A Comissão de Constituição e Justiça e de Cidadania (CCJ) da Câmara dos Deputados aprovou, nesta quarta-feira (10), a Proposta de Emenda à Constituição (PEC nº 32/15) que propõe a redução da maioridade penal de 18 para 16 anos no Brasil. Agora, a matéria segue para as próximas etapas de tramitação na Câmara dos Deputados.
Segundo informações, a PEC recebeu 44 votos favoráveis e 18 contrários. A aprovação na CCJ representa a primeira fase do processo legislativo na Casa. Após o aval da comissão, a proposta deverá passar por uma comissão especial antes de ser analisada pelo Plenário, onde será votada em dois turnos.
O relator da proposta, deputado Coronel Assis (PL-MT), defendeu a viabilidade jurídica da proposta, afirmando que não há violação às cláusulas pétreas da Constituição Federal nem a tratados internacionais. O parecer foi aprovado após mais de duas horas de debate na comissão.
“Esta é uma cláusula pétrea da Constituição. Ou seja, só pode ser modificada com uma nova Constituição. E não estamos aqui falando de uma nova Constituição, mas sim de alterar a atual, modificando uma cláusula que não pode ser alterada”, argumentou o deputado Tadeu Veneri (PT-PR), que se posicionou contra a proposta.
Parlamentares contrários à proposta destacaram que os direitos da infância e da juventude estão protegidos por cláusulas pétreas e que mudanças nesse sentido exigiriam uma nova constituinte. “Não podemos iludir a população de que isto vai prosperar. Não vai. Vai chegar no STF e vai parar. E teremos feito um grande debate apenas com cunho eleitoral”, acrescentou Veneri, enfatizando suas preocupações sobre a aprovação da PEC no Congresso Nacional.

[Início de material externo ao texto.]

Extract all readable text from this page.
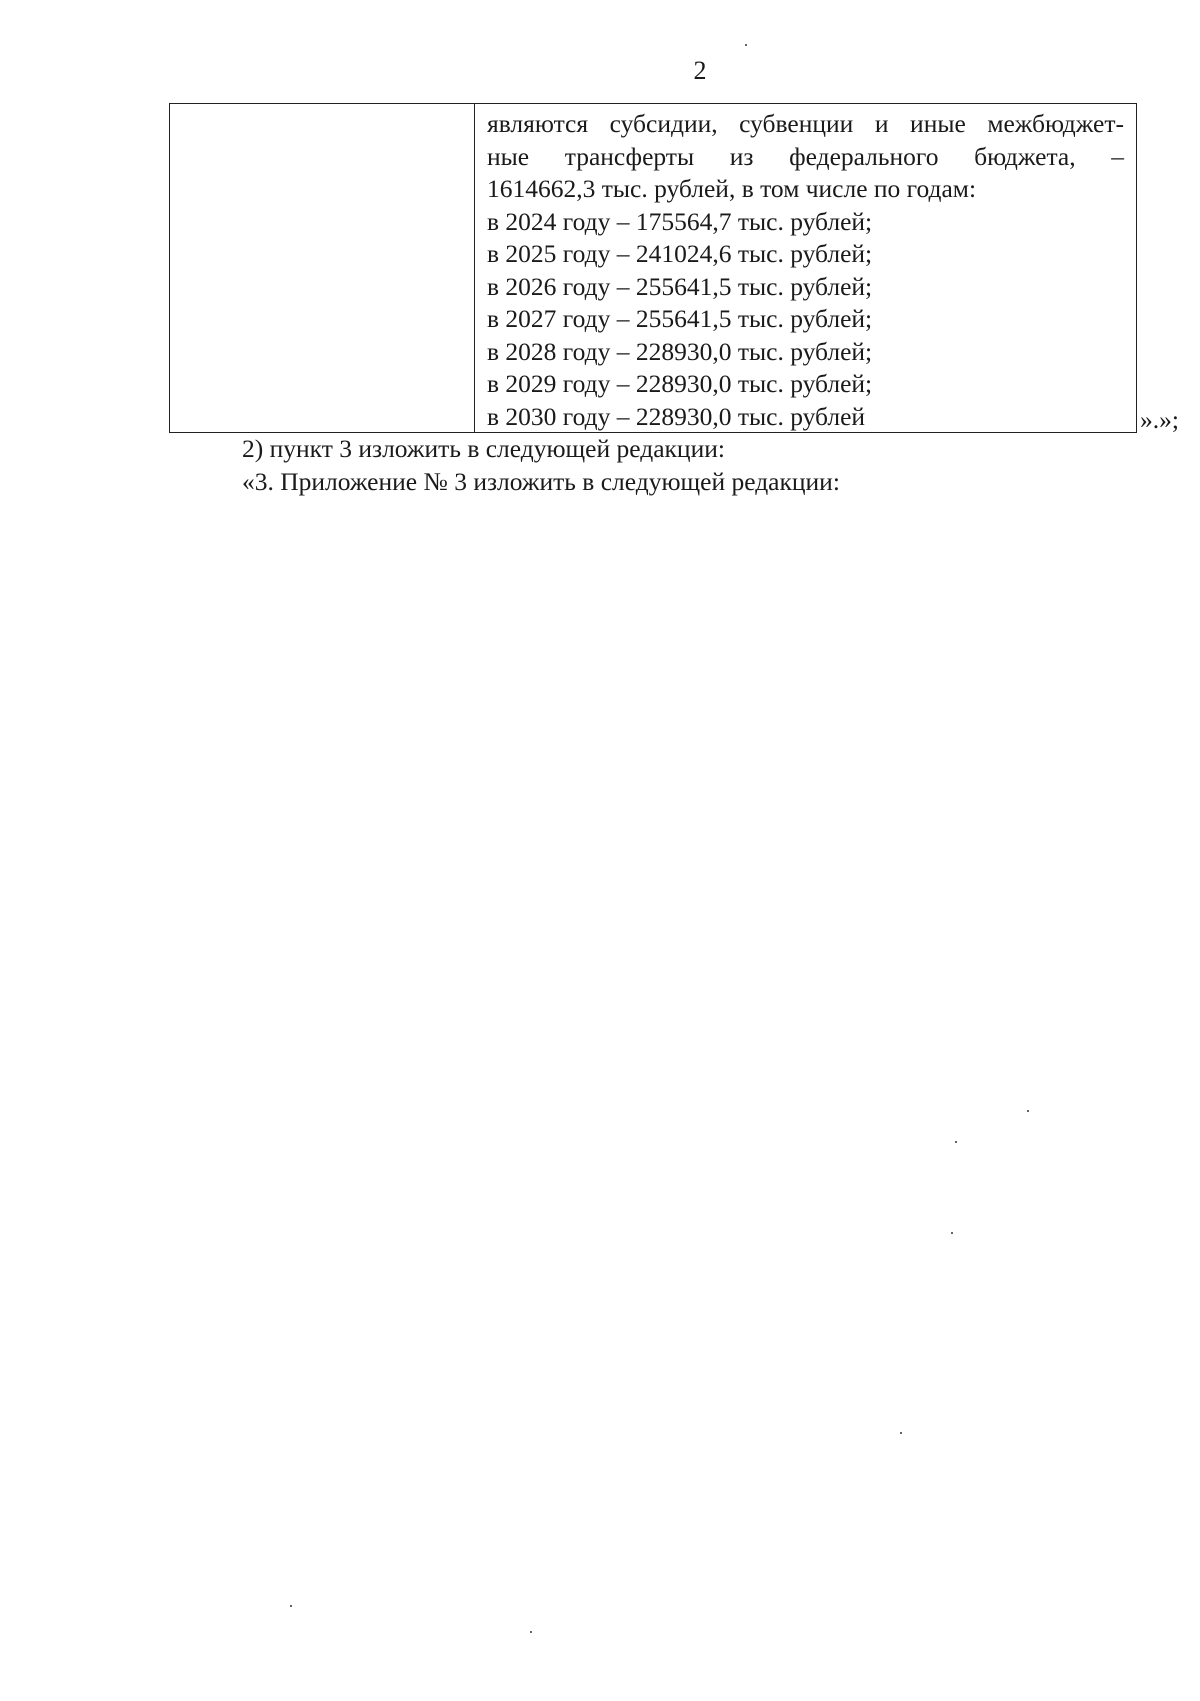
2
являются субсидии, субвенции и иные межбюджет-
ные трансферты из федерального бюджета, –
1614662,3 тыс. рублей, в том числе по годам:
в 2024 году – 175564,7 тыс. рублей;
в 2025 году – 241024,6 тыс. рублей;
в 2026 году – 255641,5 тыс. рублей;
в 2027 году – 255641,5 тыс. рублей;
в 2028 году – 228930,0 тыс. рублей;
в 2029 году – 228930,0 тыс. рублей;
в 2030 году – 228930,0 тыс. рублей	».»;
2) пункт 3 изложить в следующей редакции:
«3. Приложение № 3 изложить в следующей редакции:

Com a aprovação na CCJ, o debate sobre a maioridade penal no Brasil ganha novos contornos, refletindo diferentes visões e posicionamentos entre os parlamentares. O tema é complexo e gera polêmicas, envolvendo questões de direitos humanos, segurança pública e proteção dos jovens. A expectativa é que a proposta continue a gerar discussões acaloradas nas próximas etapas de tramitação na Câmara dos Deputados.